I bought 500 Rainier LeadSafe TMJ (copper plated) bullets each in 380, 9mm and 40 S&W. My problem is I can't find any loading data for the Rainier bullets in the Speer and Lyman handloading manuals I have. When I went to the Rainier website the only info I could find was the recommendation to reduce the load for a particular brand and weight bulletr by 10% for their product. Being so very new not having something in black and white right in front of me is scary. All I need to do is blow a hand off. 

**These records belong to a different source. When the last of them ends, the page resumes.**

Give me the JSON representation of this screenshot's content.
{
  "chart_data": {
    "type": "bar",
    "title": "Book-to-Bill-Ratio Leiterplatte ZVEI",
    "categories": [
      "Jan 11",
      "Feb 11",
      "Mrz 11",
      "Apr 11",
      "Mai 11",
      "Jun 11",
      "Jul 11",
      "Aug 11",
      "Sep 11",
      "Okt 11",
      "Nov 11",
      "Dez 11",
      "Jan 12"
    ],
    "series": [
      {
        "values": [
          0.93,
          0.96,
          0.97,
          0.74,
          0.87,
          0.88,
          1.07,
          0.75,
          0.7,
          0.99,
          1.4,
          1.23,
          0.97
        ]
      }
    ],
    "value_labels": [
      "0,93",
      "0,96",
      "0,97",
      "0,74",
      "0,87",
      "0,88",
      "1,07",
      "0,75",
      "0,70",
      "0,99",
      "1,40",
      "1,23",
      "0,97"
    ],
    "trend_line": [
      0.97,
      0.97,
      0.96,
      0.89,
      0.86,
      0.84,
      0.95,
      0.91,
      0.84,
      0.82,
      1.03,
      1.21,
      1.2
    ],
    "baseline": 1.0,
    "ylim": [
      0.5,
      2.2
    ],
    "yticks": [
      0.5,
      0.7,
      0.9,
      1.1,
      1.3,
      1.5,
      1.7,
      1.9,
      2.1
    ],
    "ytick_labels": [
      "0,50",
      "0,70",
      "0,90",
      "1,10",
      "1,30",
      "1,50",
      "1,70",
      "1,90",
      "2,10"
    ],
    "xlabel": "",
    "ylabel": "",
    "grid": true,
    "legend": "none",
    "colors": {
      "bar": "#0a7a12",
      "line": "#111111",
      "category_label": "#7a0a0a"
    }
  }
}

I'm reloading on a Dillon 550B and initially set it up in 45 acp. Took the first 50 rounds I loaded to the range and boy was I happy. My M&P 45 performed wonderfully with my first reloads and as success breds success I was anxious to get back home and finish reloading the remaining 350 cases, Speer bullets, Win primers and Win 231 powder. "Do you suppose it was beginners luck?"
Any help on loading Rainier products or lead or lead plated bullets would be appreciated. Especially loading data for different handgun calibers, sizes, weights and dia's, etc.
Thanks,
Jim


----------